Ehl-i dildir diyemem âyinesi sâf olmayana

Ehl-i dîl birbirini bilmemek insâf değil (Nef’î)

ehl-i dil: gönül ehli ayine: ayna saf: temiz

Kıl tevbe seyyiâtına gözler kapanmadan

Vaktiyle gör hisâbını defter kapanmadan (Bursalı Mustafa Huldî)

seyyiat: günah, hata hisab: hesap defter: amel defteri

Fâriğ ol, aybın gözetme kimsenin

Tâ ki Hak setreyleye aybın senin. (Lâ Edrî)

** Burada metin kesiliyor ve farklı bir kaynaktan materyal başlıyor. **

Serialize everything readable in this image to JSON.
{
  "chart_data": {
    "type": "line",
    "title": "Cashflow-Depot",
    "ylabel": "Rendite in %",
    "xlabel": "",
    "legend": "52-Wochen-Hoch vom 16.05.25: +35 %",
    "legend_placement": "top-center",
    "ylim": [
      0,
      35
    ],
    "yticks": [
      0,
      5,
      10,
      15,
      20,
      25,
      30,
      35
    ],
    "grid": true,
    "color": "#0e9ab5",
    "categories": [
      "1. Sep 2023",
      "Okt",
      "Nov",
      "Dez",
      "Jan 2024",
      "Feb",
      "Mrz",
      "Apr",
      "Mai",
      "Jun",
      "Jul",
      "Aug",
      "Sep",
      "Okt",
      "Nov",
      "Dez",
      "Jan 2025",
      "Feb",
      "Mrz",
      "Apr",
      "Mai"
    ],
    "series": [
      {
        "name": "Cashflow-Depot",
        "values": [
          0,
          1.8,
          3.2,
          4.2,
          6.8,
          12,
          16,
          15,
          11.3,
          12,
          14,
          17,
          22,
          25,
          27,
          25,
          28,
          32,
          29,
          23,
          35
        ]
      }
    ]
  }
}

fariğ: vazgeç, bırak setr: örtmek ayb: ayıp günah

Tarihi tekerrür diye tarif ediyorlar

Hiç ibret alınsaydı tekerrür mü ederdi? (Mehmet Âkif)

tekerrür: tekrar

Nân içün medheyleme nâdânı nâdânlık budur

Hayber-i nefsin helâk et şâh-ı merdanlık budur! (Seyyid Seyfullah)

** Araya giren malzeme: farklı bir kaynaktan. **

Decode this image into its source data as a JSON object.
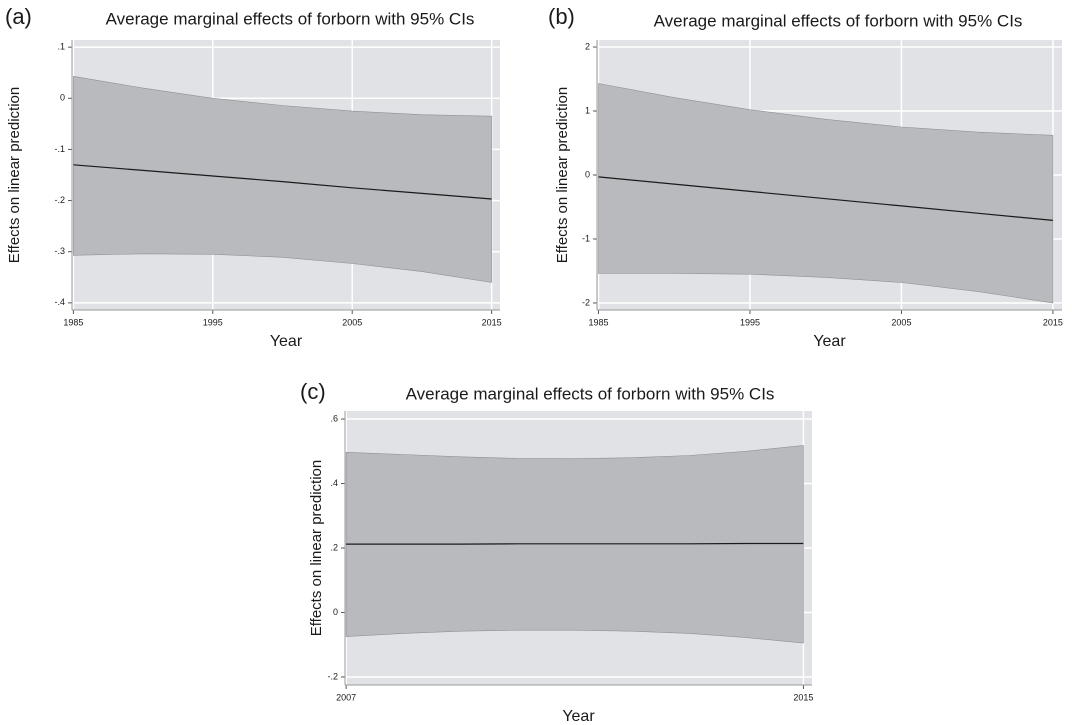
{
  "chart_data": [
    {
      "type": "line",
      "panel_label": "(a)",
      "title": "Average marginal effects of forborn with 95% CIs",
      "x_label": "Year",
      "y_label": "Effects on linear prediction",
      "x": [
        1985,
        1990,
        1995,
        2000,
        2005,
        2010,
        2015
      ],
      "series": [
        {
          "color": "#1a1a1a",
          "values": [
            -0.13,
            -0.141,
            -0.152,
            -0.163,
            -0.175,
            -0.186,
            -0.197
          ]
        }
      ],
      "ci_upper": [
        0.043,
        0.02,
        0.0,
        -0.014,
        -0.025,
        -0.032,
        -0.035
      ],
      "ci_lower": [
        -0.307,
        -0.304,
        -0.305,
        -0.311,
        -0.323,
        -0.339,
        -0.36
      ],
      "ci_color": "#b9babe",
      "xlim": [
        1984.9,
        2015.6
      ],
      "xticks": [
        1985,
        1995,
        2005,
        2015
      ],
      "ylim": [
        -0.414,
        0.114
      ],
      "yticks": [
        {
          "value": 0.1,
          "label": ".1"
        },
        0,
        {
          "value": -0.1,
          "label": "-.1"
        },
        {
          "value": -0.2,
          "label": "-.2"
        },
        {
          "value": -0.3,
          "label": "-.3"
        },
        {
          "value": -0.4,
          "label": "-.4"
        }
      ],
      "grid": true
    },
    {
      "type": "line",
      "panel_label": "(b)",
      "title": "Average marginal effects of forborn with 95% CIs",
      "x_label": "Year",
      "y_label": "Effects on linear prediction",
      "x": [
        1985,
        1990,
        1995,
        2000,
        2005,
        2010,
        2015
      ],
      "series": [
        {
          "color": "#1a1a1a",
          "values": [
            -0.03,
            -0.143,
            -0.257,
            -0.37,
            -0.483,
            -0.597,
            -0.71
          ]
        }
      ],
      "ci_upper": [
        1.43,
        1.21,
        1.02,
        0.87,
        0.75,
        0.67,
        0.62
      ],
      "ci_lower": [
        -1.54,
        -1.54,
        -1.55,
        -1.6,
        -1.68,
        -1.82,
        -2.0
      ],
      "ci_color": "#b9babe",
      "xlim": [
        1984.9,
        2015.6
      ],
      "xticks": [
        1985,
        1995,
        2005,
        2015
      ],
      "ylim": [
        -2.11,
        2.11
      ],
      "yticks": [
        2,
        1,
        0,
        -1,
        -2
      ],
      "grid": true
    },
    {
      "type": "line",
      "panel_label": "(c)",
      "title": "Average marginal effects of forborn with 95% CIs",
      "x_label": "Year",
      "y_label": "Effects on linear prediction",
      "x": [
        2007,
        2008,
        2009,
        2010,
        2011,
        2012,
        2013,
        2014,
        2015
      ],
      "series": [
        {
          "color": "#1a1a1a",
          "values": [
            0.212,
            0.212,
            0.212,
            0.213,
            0.213,
            0.213,
            0.213,
            0.214,
            0.214
          ]
        }
      ],
      "ci_upper": [
        0.497,
        0.49,
        0.483,
        0.478,
        0.477,
        0.48,
        0.487,
        0.5,
        0.518
      ],
      "ci_lower": [
        -0.075,
        -0.065,
        -0.058,
        -0.055,
        -0.055,
        -0.058,
        -0.065,
        -0.078,
        -0.095
      ],
      "ci_color": "#b9babe",
      "xlim": [
        2006.98,
        2015.15
      ],
      "xticks": [
        2007,
        2015
      ],
      "ylim": [
        -0.225,
        0.625
      ],
      "yticks": [
        {
          "value": 0.6,
          "label": ".6"
        },
        {
          "value": 0.4,
          "label": ".4"
        },
        {
          "value": 0.2,
          "label": ".2"
        },
        0,
        {
          "value": -0.2,
          "label": "-.2"
        }
      ],
      "grid": true
    }
  ]
}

Nân: ekmek medh: övmek nâdân: bilmeyen

Hayber-i nefs: nefsin Hayber savaşı şah-ı merdan: yiğitlerin şahı (Hz. Ali için kullanılır)

Bulmak değil imiş bilmek

Bilmek değil imiş bulmak

Evliyâya gönül vermek

Rengine boyanmak imiş (Kaygusuz Abdal)

İmandır o cevher ki İlâhî ne büyüktür...

İmansız olan paslı yürek sînede yüktür! (Mehmet Âkif)

sîne: göğüs

Erbâb-ı kemâli çekemez nâkıs olanlar

Rencîde olur dîde-i huffâş ziyâdan (Ziya Paşa)

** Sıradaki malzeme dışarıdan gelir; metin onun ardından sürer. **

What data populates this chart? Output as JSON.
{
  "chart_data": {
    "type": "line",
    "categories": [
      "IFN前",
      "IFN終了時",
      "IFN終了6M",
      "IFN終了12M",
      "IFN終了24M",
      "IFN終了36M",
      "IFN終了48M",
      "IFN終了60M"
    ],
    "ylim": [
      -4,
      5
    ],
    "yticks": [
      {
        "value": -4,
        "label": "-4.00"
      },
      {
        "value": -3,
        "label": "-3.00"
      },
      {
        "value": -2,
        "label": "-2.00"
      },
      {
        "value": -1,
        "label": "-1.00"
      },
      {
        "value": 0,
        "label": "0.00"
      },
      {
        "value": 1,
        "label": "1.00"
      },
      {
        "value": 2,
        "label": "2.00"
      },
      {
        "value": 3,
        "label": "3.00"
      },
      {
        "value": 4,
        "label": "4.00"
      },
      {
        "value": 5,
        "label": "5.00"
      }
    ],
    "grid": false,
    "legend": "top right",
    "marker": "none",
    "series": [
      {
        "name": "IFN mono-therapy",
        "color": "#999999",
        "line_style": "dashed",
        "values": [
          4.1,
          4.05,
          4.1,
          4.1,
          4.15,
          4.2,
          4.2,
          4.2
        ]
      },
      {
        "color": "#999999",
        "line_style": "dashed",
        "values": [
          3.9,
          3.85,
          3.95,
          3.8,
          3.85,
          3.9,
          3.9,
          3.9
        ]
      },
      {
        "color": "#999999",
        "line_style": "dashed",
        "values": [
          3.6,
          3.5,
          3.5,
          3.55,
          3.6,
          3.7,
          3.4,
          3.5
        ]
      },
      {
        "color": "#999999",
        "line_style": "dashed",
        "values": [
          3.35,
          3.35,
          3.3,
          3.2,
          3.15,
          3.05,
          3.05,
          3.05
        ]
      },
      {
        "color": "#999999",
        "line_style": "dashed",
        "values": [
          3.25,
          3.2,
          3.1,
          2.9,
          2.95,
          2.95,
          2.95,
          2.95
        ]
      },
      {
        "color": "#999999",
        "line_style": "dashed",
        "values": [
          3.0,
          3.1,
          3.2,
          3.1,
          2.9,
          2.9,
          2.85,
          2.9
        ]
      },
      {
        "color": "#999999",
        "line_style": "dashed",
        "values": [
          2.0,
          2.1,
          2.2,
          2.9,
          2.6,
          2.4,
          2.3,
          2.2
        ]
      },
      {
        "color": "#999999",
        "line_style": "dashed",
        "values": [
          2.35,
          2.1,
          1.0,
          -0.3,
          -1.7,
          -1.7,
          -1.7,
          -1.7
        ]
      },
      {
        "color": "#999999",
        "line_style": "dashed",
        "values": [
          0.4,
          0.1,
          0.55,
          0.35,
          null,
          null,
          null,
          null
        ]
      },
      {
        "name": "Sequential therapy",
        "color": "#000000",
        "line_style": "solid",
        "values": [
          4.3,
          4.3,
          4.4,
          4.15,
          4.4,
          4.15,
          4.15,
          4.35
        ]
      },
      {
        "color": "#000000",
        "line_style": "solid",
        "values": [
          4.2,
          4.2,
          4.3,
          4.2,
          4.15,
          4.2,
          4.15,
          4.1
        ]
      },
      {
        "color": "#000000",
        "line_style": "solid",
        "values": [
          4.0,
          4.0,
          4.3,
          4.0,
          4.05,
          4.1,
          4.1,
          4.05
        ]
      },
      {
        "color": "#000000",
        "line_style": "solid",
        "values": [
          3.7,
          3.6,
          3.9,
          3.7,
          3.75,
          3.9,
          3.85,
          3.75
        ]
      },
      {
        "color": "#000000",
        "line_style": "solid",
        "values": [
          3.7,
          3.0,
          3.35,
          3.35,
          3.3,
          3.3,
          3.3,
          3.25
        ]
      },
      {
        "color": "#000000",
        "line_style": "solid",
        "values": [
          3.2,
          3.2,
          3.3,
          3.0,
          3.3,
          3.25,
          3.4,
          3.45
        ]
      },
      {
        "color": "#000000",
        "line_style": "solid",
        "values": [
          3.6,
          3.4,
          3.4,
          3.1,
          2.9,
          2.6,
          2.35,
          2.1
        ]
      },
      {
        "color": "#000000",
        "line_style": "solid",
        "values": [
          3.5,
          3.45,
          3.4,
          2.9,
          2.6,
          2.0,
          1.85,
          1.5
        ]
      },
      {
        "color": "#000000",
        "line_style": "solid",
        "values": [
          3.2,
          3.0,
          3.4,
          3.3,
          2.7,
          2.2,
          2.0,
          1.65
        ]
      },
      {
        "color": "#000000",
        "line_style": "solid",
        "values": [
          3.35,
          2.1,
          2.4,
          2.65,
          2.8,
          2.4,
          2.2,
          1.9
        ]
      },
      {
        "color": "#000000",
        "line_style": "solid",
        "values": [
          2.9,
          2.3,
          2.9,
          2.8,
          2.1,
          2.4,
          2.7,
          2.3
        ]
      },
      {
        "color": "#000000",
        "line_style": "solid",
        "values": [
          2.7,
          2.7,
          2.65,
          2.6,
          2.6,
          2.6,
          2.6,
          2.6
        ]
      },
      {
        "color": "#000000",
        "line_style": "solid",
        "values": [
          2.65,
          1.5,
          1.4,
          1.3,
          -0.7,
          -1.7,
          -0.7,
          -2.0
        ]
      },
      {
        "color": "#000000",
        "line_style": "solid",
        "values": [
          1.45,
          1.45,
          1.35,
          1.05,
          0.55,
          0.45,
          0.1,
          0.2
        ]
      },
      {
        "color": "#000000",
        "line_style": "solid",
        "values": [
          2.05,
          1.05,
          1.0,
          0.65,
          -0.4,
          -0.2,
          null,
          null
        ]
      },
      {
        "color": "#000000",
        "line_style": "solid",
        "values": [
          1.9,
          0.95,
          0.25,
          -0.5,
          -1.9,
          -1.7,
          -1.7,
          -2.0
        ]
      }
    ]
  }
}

erbab-ı kemâl: olgunlar ehli nâkıs: noksan, eksik rencide: kırılmak

dide-i huffaş: yarasa ziya: ışık

Şeb-i yeldâyı müneccimle muvâkkit ne bilir

Mübtelâ-yı gama sor kim geceler kaç saat (Lâ edrî)

şeb-i yeldâ: en uzun gece (21 Aralık gecesi) müneccim: yıldızcı

muvakkit: saatleri ayarlama görevlisi mübtela: bağımlı

Her gice kadr olsa kadrin kadri olmazdı şehâ

Her hacer gevher olaydı gevher etmezdi behâ (Lâ edrî)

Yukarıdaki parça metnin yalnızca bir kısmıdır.